Here, Professor Gotti Tedeschi may be suggesting that he has two specific cardinals in mind who, in his opinion, should now fill the empty lots of Cardinals Joachim Meisner and Carlo Caffarra. However, he does not specifically name these names. It is interesting to note, in this context, that Gotti Tedeschi will soon, on 14 September, participate at a Summorum Pontificum conference in Rome with exactly those same two cardinals whom I have had in mind: Cardinals Robert Sarah and Gerhard Müller. Is it hoping for too much that he might now use this occasion to ask them whether they would not actually do that: join ranks with the now possibly discouraged, remaining two dubia cardinals, and to do it especially for the sake of Catholic truth and for the salvation of souls?

What do these cardinals still have to fear if, at this point, nearly everything seems to be lost? When those who try to uphold the traditional moral teaching of the Catholic Church – not only about marriage, but also about contraception, homosexuality, abortion and much more, as Professor Josef Seifert has just pointed out – are being increasingly punished and humiliated? For what are we still truly waiting? Until no one is left to come forth and speak up?

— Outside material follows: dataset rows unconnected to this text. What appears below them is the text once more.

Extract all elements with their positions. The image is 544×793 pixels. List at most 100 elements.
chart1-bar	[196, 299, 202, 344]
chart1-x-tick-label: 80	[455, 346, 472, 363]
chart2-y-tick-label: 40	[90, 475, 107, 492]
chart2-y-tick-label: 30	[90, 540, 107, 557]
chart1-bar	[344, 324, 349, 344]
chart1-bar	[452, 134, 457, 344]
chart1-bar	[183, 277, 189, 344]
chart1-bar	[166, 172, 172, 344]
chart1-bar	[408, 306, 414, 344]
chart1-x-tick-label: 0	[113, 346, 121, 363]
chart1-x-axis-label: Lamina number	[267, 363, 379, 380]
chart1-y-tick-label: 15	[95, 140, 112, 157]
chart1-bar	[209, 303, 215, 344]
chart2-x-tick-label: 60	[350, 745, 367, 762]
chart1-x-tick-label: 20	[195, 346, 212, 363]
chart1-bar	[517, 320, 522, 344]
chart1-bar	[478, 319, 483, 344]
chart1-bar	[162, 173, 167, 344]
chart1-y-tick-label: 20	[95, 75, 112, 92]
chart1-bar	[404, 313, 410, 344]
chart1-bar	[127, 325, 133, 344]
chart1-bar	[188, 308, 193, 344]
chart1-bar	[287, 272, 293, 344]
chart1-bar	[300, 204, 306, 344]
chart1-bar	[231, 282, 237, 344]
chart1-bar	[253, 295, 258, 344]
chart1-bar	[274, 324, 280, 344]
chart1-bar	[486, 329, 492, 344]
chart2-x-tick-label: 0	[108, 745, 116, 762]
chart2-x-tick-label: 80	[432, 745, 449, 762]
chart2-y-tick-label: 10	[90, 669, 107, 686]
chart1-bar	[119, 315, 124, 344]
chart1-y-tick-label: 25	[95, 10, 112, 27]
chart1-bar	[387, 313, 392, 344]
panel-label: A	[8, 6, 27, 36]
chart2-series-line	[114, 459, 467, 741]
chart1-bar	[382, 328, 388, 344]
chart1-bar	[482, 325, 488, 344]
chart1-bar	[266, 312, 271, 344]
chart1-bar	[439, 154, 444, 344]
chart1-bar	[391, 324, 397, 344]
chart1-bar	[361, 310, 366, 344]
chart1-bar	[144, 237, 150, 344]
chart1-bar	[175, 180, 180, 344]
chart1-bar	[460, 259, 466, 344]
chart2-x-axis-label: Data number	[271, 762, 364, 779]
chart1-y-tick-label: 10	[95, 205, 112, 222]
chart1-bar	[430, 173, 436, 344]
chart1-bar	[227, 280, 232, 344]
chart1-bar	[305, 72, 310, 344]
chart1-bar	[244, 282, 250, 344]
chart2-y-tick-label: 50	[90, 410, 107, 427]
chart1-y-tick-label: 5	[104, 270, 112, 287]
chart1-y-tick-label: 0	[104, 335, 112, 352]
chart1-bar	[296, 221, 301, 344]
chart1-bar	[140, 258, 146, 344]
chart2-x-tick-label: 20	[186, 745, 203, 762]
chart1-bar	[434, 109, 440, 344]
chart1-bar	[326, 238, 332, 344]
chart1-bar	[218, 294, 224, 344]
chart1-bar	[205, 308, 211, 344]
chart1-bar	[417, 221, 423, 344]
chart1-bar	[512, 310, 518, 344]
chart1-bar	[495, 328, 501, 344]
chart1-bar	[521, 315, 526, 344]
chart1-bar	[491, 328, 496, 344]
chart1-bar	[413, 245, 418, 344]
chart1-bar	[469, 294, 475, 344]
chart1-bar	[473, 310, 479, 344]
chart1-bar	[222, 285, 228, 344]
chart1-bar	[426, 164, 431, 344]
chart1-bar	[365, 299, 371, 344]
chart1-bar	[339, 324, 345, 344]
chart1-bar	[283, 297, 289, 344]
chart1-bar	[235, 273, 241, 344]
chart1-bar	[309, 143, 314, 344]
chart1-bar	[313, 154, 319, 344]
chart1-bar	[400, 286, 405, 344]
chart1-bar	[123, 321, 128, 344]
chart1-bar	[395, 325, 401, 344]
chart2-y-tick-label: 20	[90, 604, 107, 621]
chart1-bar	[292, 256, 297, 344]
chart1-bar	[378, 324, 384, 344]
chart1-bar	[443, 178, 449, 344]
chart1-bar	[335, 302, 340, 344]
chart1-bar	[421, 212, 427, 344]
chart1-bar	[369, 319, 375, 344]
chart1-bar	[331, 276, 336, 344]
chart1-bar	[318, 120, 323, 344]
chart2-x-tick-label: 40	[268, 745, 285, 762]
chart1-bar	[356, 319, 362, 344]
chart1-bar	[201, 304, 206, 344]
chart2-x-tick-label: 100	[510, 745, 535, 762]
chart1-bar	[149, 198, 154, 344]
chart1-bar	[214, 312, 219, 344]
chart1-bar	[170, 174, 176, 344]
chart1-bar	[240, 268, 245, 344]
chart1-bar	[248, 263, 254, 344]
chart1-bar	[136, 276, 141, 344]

Therefore, I ask our dear readers to send many prayers to heaven that God may inspire two cardinals – whoever they be –  to give new courage to the faithful Catholic world and especially to the two remaining dubia cardinals, so that finally a public fraternal correction of Pope Francis may take place, for his own greater good, and the good of the Catholic Church.

Our Catholic Faith is filled with miracles and great surprises. Let us just think of Lepanto in 1571! Let us not forget the 1920 Miracle of the Vistula! Our Lady surely will help us in this moment of distress. And St. Joan of Arc, too.